Kempen Flüchtlinge: Hilfsbereitschaft ist groß

Kempen · Tanja Thelen kümmert sich um Flüchtlinge, die es nach Kempen verschlagen hat. Sie hilft ihnen, wo sie kann. Viele sind schwer traumatisiert und leiden unter großer Angst. Die Sozialarbeiterin lob die gute Willkommenskultur.

 Tanja Thelen vor der Flüchtlingsunterkunft in Voesch-Escheln: Die Diplom-Sozialarbeiterin betreut im Auftrag der Stadt Kempen Asylbewerber.

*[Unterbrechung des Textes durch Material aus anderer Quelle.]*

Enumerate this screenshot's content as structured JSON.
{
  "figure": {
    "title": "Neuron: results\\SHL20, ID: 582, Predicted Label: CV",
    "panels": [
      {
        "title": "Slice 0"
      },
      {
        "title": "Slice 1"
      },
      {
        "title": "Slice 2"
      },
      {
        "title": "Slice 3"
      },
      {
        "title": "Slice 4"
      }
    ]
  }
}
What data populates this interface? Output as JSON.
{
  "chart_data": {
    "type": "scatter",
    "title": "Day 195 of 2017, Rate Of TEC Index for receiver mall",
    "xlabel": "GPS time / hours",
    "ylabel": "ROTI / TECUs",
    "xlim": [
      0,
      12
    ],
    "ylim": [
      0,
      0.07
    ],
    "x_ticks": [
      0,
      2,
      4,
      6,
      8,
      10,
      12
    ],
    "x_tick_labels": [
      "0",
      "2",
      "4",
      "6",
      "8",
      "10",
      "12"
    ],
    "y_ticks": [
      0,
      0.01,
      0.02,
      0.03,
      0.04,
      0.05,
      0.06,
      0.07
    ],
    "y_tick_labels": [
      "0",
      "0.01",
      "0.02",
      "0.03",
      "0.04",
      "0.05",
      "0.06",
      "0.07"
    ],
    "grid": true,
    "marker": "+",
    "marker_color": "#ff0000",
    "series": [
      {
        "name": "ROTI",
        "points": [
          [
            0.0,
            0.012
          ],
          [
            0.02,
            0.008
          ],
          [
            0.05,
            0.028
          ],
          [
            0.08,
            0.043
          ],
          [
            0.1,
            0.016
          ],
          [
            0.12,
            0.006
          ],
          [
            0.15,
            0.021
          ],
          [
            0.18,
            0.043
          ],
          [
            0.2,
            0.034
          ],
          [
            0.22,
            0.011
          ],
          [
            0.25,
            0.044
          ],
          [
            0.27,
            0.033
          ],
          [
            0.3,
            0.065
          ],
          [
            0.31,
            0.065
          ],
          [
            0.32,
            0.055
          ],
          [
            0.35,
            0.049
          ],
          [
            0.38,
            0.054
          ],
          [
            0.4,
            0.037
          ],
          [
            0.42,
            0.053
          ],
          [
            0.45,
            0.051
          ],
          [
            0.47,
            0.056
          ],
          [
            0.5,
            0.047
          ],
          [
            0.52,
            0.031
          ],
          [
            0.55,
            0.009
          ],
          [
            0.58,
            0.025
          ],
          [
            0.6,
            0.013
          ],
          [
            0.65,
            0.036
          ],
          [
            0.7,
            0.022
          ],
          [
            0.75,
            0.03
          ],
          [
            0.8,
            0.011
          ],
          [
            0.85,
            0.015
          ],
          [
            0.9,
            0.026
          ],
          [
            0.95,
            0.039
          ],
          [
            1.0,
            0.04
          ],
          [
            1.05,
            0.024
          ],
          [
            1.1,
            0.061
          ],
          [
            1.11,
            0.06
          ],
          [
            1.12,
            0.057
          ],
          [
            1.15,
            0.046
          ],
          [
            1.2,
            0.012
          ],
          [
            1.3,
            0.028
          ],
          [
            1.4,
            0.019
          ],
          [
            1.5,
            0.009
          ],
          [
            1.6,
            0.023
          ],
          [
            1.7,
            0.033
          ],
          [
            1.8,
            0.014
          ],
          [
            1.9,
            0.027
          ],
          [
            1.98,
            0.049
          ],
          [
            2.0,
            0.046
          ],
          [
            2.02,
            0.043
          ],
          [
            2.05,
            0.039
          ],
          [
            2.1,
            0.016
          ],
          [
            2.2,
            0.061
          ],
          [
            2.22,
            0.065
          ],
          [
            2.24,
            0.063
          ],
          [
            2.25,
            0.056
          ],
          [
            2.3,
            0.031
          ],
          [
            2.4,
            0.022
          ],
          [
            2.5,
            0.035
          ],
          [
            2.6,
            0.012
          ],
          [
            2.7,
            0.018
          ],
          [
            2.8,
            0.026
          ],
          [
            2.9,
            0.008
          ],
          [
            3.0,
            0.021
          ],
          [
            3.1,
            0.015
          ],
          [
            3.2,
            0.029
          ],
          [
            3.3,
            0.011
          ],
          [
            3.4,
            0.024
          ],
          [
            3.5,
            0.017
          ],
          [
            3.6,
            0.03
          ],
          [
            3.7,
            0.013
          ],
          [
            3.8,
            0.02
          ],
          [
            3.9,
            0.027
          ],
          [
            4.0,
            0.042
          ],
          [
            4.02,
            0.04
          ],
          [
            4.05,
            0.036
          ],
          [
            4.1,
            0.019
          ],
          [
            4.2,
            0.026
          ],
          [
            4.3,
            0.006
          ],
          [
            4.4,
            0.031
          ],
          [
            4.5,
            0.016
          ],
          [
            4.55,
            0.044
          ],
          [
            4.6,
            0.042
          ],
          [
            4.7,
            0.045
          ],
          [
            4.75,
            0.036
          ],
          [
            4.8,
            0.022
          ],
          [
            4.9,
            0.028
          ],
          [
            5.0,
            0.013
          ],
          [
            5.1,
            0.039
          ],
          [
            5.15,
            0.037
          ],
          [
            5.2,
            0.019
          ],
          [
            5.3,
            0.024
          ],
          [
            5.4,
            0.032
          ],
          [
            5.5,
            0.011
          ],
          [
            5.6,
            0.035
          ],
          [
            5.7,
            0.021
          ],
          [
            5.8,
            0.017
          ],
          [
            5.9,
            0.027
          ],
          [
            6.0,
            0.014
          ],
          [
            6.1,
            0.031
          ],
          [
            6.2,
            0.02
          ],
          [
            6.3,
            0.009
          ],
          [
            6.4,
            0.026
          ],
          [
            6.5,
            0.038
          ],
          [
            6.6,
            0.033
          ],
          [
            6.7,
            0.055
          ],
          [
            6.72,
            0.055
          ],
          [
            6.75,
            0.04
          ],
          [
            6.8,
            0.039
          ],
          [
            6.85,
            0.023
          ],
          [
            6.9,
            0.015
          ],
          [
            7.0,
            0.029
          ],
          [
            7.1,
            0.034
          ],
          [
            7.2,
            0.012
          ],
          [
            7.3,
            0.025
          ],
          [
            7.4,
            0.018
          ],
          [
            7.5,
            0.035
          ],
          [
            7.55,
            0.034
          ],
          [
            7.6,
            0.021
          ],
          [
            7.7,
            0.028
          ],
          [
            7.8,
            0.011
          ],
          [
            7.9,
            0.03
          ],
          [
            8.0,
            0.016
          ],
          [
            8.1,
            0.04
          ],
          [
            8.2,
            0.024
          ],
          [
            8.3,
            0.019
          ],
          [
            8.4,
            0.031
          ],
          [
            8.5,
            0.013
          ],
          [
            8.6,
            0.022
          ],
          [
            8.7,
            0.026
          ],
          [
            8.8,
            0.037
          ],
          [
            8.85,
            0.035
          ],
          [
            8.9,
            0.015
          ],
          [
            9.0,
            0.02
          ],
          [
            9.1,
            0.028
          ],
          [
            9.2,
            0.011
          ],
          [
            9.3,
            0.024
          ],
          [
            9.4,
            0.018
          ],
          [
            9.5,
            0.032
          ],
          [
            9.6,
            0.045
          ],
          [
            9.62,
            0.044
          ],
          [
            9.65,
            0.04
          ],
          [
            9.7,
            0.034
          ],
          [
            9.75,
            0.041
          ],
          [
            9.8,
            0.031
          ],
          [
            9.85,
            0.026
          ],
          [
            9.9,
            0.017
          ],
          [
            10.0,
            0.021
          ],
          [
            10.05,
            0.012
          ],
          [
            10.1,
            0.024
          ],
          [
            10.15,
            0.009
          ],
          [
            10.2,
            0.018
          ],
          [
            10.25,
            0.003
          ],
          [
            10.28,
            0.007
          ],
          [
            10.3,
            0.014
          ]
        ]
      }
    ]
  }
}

Tanja Thelen vor der Flüchtlingsunterkunft in Voesch-Escheln: Die Diplom-Sozialarbeiterin betreut im Auftrag der Stadt Kempen Asylbewerber.

Foto: Kaiser

Die Arbeit von Tanja Thelen ist vielschichtig. Gerade kümmert sie sich zum Beispiel darum, dass ein junger taubstummer Mann aus Nigeria in einem Verein Sport treiben kann, die Kinder einer pakistanischen Familie in einem Kindergarten und in einer Schule anzumelden oder für einen Syrer, Anfang 30, studierter Orthopädie und gerade anerkannt, eine Wohnung zu bekommen. Die 38 Jahre alte diplomierte Sozialarbeiterin arbeitet im Auftrag der Stadt für den Katholischen Verein für soziale Dienste in der Region Kempen-Viersen (früher SKM) und ist für die Betreuung der in der Stadt Kempen lebenden Asylbewerber zuständig.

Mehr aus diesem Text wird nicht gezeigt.